Baselining test data in your test environment

This post is inspired by project experience. Bitter project experience.

The project was delayed. Classical V-model approach with a couple of rounds of system test and system integration test at the end of the plan. Development turned out to be even more problematic for a number of reasons mostly attributed to the integration betweeen the systems of an internal and an external supplier.

The test team used the waiting time for preparation so when the day came and the environment was smoke tested all pressure lay on the team - and they were ready as ever. Since the additional preparation effort paid off testing managed to stay within the plan for the first round of testing. Thumbs up.

Bugs were fixed, testing started once again and then some more bugs were discovered. An additional round of testing was agreed and planned and just before that was about to start - disaster was discovered.

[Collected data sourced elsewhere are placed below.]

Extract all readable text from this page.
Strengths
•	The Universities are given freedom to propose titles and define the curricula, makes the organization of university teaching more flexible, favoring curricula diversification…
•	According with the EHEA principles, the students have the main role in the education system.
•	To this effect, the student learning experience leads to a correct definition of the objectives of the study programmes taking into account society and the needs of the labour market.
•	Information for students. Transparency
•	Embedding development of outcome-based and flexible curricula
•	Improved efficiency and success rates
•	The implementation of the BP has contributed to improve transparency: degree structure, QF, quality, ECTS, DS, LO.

The configuration of the test environment was flawed. Big time. All the integrations were set up correctly, technical users and other trivial stuff worked but the data and configuration of static data was wrong. All test results were invalid. All bugs were false positives. Everybody, including the project manager, had been so eager to get testing started that nobody had bothered questioning the baseline of the test data configuration. And the initial smoke test had proven that the environment was fully operational for testing - but not that data was correct.

Two weeks wasted. All energy sucked out of the project.

Lesson learned?

Prepare and describe the test data baselining test activities! Especially if test data is crucial to your test.

  • Identify crucial test data as early as possible
  • Understand how to validate that data in the environment before testing starts
  • Perform a review to get a second opinion
  • Plan a smoke test that focuses on proving that data is present in the desired state in the test environment
  • Execute the smoke test
  • Analyse and understand test result.
The bullets mentioned above might require a few extra hours of planning and preparation - and a very limited test effort. But they will save your project from at least one major risk. The risk of having a perfectly planned test executed - with no value added to the project.

Proving that test data is correct is one of the most tricky tasks for a test team. But a little effort can determine whether it feels right or wrong to go ahead with the test.